DD: I think expectations are the death of experience. I think it's best to go into something with as clear of a mind as possible. I really enjoy a movie when I go and don't know anything about it, but I like knowing [its genre]. The best way to [summarize my live set focuses on] electronic music, but it's not music that would get played in the dance club. It's more influenced by Devo or the Talking Heads than it would be [by] Aphex Twin or the Chemical Brothers. My mentality towards performance is that everyone in the room is a part of the show, and that plays a role in how the night unfolds.

A&E: Does audience participation, then, play a huge part in your shows? You did have a smartphone app developed exclusively for the tour cycle in support of “America.” Are there more special features headed out to venues to augment “Gliss Riffer”?

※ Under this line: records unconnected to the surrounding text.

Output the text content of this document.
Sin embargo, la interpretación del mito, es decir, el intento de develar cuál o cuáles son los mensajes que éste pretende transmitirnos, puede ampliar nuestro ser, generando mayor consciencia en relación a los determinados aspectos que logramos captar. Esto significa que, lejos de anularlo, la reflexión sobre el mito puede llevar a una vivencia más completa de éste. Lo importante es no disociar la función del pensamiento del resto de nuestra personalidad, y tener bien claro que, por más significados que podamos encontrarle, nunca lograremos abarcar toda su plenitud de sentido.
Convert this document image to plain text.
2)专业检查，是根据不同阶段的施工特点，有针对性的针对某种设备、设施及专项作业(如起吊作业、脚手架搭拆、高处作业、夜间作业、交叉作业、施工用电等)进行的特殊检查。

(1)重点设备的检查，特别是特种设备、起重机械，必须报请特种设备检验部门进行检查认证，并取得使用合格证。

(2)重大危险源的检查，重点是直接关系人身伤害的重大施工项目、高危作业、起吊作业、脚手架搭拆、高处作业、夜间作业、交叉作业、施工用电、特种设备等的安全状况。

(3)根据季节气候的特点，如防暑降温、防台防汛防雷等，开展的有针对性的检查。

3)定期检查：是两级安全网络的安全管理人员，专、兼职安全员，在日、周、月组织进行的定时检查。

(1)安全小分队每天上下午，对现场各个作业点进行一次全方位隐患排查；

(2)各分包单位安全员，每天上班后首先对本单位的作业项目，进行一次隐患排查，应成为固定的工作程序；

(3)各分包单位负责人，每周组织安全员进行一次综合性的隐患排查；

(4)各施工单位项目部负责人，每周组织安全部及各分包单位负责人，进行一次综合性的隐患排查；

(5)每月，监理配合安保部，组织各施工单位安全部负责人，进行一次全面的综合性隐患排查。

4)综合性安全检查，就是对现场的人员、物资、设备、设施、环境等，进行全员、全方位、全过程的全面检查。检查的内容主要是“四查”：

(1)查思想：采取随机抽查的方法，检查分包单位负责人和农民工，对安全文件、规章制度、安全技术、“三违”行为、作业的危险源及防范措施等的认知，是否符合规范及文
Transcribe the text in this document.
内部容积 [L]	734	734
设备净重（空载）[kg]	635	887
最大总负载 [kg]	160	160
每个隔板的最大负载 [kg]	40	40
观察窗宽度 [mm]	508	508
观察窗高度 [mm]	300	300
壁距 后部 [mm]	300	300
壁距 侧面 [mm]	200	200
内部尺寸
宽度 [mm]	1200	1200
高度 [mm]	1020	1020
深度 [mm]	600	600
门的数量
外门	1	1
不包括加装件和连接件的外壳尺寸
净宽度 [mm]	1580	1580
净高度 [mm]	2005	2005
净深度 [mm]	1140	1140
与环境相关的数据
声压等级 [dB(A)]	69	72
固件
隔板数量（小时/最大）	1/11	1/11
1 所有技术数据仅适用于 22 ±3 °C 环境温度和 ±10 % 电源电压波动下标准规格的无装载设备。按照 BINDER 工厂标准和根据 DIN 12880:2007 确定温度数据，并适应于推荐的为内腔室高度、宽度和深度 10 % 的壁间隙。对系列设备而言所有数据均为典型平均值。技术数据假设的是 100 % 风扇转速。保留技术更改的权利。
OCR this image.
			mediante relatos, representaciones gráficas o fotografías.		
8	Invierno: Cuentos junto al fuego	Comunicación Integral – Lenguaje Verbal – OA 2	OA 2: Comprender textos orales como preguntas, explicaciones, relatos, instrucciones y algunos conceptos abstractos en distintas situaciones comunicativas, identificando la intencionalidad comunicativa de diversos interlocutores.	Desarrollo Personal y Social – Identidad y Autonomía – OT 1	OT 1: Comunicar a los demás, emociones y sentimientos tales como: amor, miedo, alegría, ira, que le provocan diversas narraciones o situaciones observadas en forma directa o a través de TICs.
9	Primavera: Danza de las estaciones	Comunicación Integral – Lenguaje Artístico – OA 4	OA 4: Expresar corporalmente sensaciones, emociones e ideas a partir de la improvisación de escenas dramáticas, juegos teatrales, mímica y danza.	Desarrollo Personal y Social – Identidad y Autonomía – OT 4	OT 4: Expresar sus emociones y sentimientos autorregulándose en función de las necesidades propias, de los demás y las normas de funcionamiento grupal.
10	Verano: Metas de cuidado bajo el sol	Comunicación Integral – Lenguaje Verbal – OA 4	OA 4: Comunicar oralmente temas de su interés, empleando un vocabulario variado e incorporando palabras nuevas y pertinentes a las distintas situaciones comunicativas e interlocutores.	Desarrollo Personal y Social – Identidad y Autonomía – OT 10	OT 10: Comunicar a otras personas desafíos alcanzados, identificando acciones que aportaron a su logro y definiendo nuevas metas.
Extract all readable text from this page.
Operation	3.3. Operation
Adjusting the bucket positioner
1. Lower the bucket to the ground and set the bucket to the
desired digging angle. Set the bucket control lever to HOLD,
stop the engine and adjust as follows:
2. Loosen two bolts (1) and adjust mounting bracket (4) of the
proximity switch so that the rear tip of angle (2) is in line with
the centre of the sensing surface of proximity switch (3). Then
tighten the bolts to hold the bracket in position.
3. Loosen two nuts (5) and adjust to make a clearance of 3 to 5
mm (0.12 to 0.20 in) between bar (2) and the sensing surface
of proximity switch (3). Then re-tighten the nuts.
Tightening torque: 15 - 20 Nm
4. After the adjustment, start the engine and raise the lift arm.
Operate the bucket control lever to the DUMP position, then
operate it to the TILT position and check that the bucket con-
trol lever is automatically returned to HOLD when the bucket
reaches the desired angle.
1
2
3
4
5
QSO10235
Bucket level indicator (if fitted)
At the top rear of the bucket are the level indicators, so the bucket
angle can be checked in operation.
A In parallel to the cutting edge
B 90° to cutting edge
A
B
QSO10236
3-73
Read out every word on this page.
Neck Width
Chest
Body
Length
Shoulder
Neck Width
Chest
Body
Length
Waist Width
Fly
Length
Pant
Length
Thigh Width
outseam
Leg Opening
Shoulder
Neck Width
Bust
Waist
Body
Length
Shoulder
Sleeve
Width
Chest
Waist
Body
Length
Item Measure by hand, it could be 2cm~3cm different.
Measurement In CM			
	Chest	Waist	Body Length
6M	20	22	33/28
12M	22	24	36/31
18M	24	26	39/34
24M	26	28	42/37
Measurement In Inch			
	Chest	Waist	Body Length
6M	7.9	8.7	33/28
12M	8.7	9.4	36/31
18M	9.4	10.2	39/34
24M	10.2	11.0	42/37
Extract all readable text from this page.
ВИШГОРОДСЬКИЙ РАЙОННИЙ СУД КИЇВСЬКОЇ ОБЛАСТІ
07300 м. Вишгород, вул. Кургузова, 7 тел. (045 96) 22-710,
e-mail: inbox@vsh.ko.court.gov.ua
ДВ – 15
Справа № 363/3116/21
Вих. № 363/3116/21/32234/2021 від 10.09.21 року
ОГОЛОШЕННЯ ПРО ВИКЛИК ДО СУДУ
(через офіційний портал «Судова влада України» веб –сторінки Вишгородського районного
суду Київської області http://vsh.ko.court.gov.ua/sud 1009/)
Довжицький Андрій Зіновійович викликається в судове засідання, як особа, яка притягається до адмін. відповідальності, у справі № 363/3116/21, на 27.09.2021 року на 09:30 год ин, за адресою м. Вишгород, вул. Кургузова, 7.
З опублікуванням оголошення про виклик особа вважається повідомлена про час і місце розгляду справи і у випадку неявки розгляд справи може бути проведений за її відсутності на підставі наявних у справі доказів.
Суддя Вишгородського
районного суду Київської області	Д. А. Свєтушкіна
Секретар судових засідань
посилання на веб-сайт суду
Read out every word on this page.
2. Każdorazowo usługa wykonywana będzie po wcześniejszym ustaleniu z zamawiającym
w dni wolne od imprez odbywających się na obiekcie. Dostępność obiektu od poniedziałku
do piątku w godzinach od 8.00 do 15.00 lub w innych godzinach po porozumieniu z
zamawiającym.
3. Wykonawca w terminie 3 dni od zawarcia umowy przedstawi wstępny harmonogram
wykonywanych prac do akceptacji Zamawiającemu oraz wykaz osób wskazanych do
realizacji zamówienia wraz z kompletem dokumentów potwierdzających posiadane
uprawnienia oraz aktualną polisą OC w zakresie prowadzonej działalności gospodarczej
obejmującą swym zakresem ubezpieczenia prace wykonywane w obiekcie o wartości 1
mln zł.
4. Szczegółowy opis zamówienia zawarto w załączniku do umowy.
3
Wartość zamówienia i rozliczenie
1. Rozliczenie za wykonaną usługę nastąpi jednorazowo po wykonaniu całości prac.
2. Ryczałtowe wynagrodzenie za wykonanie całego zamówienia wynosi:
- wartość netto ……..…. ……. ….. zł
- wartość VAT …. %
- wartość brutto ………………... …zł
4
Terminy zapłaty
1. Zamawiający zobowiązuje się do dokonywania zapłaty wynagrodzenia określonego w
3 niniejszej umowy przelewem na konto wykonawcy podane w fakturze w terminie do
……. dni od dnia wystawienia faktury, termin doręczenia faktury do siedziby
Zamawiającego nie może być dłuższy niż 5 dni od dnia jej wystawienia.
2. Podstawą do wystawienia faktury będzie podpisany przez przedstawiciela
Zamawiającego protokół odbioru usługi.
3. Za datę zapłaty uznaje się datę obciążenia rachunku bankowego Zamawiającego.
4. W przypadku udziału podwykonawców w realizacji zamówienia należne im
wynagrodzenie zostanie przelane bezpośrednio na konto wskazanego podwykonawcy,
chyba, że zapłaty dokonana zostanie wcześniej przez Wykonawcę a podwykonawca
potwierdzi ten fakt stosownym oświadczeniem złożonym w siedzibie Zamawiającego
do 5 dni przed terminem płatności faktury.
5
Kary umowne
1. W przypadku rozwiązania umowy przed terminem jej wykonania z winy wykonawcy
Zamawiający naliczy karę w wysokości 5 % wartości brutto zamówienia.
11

DD: You'll have to go and find out.

A&E: Besides having new fans experience your performances, the big umbrella question to ask artists to round out interviews is usually something to the effect of “What's next?” However, seeing as DIY and electronic music culture have shifted so dramatically even from to 2010 to now, where do you see your career trajectory gliding by 2020?

DD: I can see myself fixating on … the texture of sound. I really want to approach the next record from a larger textural standpoint. I want to think about how you can create different textures in a studio environment versus a live environment — and what shifts between that, [as well as] how people interpret music within a group versus how they interpret it individually. I think that's what I'll focus on [in] my next body of work.

A&E: Will the next record be written with more of the live performance in mind, or will it be more of a “studio” record?

DD: I don't know, I'll have to start sketching it out. I'm in [such a] tour production mode and have been since September. I think once the tour begins, the new record will start to take more shape.

A&E: After this stretch of U.S. dates, [are you] going to do another U.S. tour?

DD: I'm on tour in the States until June, and then I'm on tour in Europe until July. I'll have the month off in July, but then I go back on tour in Europe in August, and then back in the States some point in the fall.

A&E: Does the fact you're on a U.K.-based record label affect audience reception patterns in Europe?

DD: I think at this stage of the game, people find music in so many different ways that I'm not sure people even think about a label. When you're on Spotify, there's no way to search by label, which I think is bizarre. It's not how Motown [Records] used to be, where you'd be like, “Oh, this record's on Motown, I'll check it out.” Labels are so genre diverse [now]. I don't want to say it doesn't mean what it used to, but I don't know if people take that into account other than knowing the scope of the record.

It's like thinking about a baseball team. The manager of the team is so important and [how] the manager and the franchise works together … The more help a label can give an artist to focus on nothing but their work is the best thing a label can be.

A&E: Doesn't that go back to what DIY culture was founded upon?

DD: When I first started, I was learning every aspect of what I wanted to do, and it was fun to focus and fixate on that … I remember talking with [fellow musician] Andrew W.K. [about what happened] when [he] blew up. [He thought] it was great, because [he] wanted his music to be heard by as many people as possible. That was a really great mentality, so I try to replicate that.